Viaggio in Italia? Omaggio a Luigi Ghirri
Installation curated by Steve Bisson
Partecipants: Alessandro Calabrese, Alessandro Ligato, Allegra Martin, Andrea Bosio, Anna Positano, Daniele Cinciripini, David Wilson, Fabrizio Vatieri, Fabrizio Saiu, Fulvio Bortolozzo, Gianfranco Gallucci, Giovanni Pasinato, Giuseppe De Mattia, Luca Capuano, Milo Montelli, Nicola Mazzuia
Galleria Browning, Asolo
01.11.2013 – 10.11.2013
Opening: November 1, 2013, at 18:00
Open saturday and sunday (11:00 - 12:30 e 16:00-19:30) or by appointment
«In 1984, 30 years after the famous film by Roberto Rossellini with Ingrid Bergman and George Sanders ‘Viaggio in Italia’ (Journey to Italy), the photographer Luigi Ghirri, with the same title, opens the project that marks the history of photography and research on the Italian landscape. The survey involved a large group of photographers from Gabriele Basilico to Olivo Barbieri, from Guido Guidi to Vincenzo Castella to name just a few. These authors have marked a fundamental discontinuity in the way the photographer relates to the territory, influencing generations (not just photograhers) in the following decades.
After further 30 years, it is worth to ask ourselves where this journey has brought us, but even more where are we going? What is the future? Friedrich Nietzsche more than a century ago warned us, prospecting nihilism, that God is dead, in the sense that God no longer makes the world, and so the optimism at the base of Western culture has collapsed. The future is no longer a promise, is unpredictable and perhaps even a threat. So we live in an eternal present, because the look to the future is frightening, and thus the existential risk is to roll towards an infinite nothing. And there is nothing really more actual than this if I think of the Italy I live in and to the younger people.
If it is true that today we live in a nihilistic culture that has nothing to do with the future, it’s important, as Martin Heidegger suggested, not to put it on the door but to look it straight in the face. No resignation but the will to take note of it. And it is this attitude that we inherit from Ghirri and other conscious photographers. The criticism consists in the problematization of the obvious, that in terms of “landscape”, means putting in crisis, do not be satisfied of what you see.

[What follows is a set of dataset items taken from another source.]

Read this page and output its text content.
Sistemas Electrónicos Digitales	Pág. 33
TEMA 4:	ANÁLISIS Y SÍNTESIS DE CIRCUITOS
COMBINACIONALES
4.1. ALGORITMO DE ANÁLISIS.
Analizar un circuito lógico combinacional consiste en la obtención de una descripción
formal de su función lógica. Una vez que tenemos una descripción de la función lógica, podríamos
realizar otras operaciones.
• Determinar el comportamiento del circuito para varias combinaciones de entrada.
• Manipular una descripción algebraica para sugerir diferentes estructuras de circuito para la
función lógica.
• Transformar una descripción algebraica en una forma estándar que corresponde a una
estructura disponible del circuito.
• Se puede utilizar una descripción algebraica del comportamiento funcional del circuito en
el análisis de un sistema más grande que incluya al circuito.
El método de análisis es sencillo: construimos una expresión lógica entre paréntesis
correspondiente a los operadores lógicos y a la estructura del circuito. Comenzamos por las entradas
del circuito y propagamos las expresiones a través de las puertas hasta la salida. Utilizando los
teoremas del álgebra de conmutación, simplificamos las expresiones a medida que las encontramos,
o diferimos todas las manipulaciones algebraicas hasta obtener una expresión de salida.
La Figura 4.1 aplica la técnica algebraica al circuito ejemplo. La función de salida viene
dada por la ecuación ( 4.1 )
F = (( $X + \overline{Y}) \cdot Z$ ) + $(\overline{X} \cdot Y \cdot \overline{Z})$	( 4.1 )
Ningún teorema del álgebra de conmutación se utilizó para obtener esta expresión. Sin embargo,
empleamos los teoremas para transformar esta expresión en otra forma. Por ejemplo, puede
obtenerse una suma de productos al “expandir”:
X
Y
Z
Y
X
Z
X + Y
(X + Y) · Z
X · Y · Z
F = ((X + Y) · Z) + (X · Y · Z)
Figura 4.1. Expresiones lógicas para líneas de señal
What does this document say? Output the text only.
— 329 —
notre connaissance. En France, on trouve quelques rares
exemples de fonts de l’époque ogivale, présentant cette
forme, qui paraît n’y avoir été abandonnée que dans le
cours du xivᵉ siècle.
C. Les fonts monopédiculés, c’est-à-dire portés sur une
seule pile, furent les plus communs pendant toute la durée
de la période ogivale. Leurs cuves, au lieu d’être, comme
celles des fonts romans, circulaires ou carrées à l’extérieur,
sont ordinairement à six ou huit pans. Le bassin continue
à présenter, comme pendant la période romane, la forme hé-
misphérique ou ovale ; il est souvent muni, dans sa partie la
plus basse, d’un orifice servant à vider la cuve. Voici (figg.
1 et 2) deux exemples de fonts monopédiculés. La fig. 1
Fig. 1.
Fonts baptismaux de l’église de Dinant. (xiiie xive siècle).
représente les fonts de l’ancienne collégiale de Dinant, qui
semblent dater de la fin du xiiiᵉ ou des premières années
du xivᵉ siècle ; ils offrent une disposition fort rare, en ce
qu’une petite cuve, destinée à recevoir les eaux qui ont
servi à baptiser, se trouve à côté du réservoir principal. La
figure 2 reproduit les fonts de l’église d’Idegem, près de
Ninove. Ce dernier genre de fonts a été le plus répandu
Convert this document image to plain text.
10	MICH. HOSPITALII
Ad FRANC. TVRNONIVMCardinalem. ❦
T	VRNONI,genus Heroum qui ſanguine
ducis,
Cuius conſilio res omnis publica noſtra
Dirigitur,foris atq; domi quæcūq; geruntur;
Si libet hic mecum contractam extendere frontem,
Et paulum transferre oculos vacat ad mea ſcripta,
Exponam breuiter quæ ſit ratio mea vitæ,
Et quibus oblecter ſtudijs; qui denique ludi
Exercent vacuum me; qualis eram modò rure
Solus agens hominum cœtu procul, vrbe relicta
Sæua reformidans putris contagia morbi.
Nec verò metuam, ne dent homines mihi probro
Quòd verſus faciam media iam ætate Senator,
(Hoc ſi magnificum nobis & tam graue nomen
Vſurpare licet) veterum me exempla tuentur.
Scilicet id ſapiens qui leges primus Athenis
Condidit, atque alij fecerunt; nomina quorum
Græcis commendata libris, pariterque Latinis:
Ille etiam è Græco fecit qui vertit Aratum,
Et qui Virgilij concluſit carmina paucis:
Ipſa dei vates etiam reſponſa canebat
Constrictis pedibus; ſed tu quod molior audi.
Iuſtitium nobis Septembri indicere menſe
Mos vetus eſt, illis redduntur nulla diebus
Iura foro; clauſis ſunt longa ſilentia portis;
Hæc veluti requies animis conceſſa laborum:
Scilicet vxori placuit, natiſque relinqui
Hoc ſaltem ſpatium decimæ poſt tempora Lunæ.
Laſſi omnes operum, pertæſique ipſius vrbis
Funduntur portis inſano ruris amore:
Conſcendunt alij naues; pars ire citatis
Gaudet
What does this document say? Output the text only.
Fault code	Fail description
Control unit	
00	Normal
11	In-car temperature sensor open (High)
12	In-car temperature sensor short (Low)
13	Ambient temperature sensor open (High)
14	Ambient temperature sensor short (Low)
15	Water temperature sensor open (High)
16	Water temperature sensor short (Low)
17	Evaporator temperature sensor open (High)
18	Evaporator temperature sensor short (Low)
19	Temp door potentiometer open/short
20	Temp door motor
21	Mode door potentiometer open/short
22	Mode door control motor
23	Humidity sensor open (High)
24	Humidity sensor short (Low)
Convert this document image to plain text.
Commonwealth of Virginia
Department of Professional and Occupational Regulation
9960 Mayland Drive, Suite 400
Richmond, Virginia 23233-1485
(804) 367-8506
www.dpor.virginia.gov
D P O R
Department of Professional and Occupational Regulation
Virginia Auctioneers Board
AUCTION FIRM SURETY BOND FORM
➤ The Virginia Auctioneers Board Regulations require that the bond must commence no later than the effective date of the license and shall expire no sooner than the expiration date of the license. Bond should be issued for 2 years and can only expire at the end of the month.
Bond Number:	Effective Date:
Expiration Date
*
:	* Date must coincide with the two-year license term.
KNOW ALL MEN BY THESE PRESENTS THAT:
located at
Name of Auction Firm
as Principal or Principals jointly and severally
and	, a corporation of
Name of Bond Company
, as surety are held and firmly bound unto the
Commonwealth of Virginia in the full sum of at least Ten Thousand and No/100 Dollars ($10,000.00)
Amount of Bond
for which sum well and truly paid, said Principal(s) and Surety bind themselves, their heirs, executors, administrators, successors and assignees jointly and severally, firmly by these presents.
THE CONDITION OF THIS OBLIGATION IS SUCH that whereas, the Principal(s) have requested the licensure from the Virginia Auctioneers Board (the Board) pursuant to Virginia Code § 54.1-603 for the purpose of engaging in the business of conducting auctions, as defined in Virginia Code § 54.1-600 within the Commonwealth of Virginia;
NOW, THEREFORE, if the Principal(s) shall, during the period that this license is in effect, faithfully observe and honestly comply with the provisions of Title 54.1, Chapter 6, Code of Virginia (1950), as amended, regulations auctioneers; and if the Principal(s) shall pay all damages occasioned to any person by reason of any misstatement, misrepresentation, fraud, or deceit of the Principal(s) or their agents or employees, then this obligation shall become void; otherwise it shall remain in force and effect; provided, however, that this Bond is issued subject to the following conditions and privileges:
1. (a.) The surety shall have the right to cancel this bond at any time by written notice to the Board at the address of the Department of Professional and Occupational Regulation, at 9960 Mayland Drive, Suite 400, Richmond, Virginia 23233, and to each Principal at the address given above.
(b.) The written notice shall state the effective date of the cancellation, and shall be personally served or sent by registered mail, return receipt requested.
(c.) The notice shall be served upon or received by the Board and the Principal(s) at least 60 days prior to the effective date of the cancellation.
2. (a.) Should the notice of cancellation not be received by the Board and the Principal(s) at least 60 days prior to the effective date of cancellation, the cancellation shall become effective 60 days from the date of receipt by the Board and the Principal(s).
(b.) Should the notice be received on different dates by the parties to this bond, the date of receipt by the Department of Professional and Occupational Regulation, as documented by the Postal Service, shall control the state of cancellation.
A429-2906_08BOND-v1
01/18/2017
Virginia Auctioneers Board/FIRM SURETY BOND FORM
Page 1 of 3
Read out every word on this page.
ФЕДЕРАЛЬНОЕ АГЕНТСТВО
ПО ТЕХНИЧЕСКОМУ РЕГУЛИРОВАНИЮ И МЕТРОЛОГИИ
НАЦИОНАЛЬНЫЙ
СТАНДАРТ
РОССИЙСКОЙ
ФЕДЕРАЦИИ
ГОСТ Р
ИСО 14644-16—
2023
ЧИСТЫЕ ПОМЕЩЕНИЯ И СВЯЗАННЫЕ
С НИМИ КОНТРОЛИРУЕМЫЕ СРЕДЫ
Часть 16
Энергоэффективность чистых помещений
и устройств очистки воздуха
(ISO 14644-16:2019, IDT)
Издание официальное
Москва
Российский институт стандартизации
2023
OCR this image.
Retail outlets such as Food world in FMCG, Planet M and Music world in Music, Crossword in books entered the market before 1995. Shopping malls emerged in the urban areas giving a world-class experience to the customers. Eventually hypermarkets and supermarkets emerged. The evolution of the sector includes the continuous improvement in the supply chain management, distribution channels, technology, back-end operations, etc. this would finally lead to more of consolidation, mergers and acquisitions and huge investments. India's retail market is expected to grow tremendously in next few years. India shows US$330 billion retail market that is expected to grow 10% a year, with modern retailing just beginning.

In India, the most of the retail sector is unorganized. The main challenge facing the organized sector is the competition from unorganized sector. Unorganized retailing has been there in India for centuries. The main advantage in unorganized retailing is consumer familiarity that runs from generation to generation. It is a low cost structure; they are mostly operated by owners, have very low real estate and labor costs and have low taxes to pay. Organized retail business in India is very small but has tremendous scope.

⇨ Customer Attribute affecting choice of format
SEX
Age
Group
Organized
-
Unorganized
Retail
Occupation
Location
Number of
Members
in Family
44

Therefore it is essential to be aware of the situation in which we live, and of the main news: the man is no longer the subject of history, as deposed by technology, the highest form of rationality, even higher than the economy which still suffers from a passion, that of money. The age of technology has been anticipated intuitively by Hegel who wrote that when a phenomenon increases quantitatively it causes a qualitative change of the landscape. With Marx, we can say that the technique, once a means, has now became the purpose. Today one no longer understands what is beautiful or sacred, but what is useful. Decision-making processes, and democracy, have shifted from politics to economics, and from this to the technique.
For all this, we are left with the doubt if we are all incompetent with respect to the future, and the complexity of the information required by the technological digestion. The risk in such a scenario is really to decide only on the basis of rhetorical factors? As a man and as a curator I feel the need for an inner rest as much as for an exterior dialogue. So I thought of an installation for 2014 that will carry the same title but with a question mark at the end ‘Viaggio in Italia ?’ (‘Journey to Italy?’). So as to relate to the past and to investigate the future. Adopting a shared method again, I invited a group of esteemed Italian photographers, artists and friends to bring their own thinking on photography and landscape.
Conscious that the way to ask a question often determines the response, I asked them to put aside the camera and to trace this thought freehand, standing still some way. A gesture more antiquated than the click of a machine, but perhaps less inscribed in a scientific gaze. Provocatively I then asked everyone to send me a postcard without thinking too much, pulling it out from that confused imaginary which is the Italian landscape.»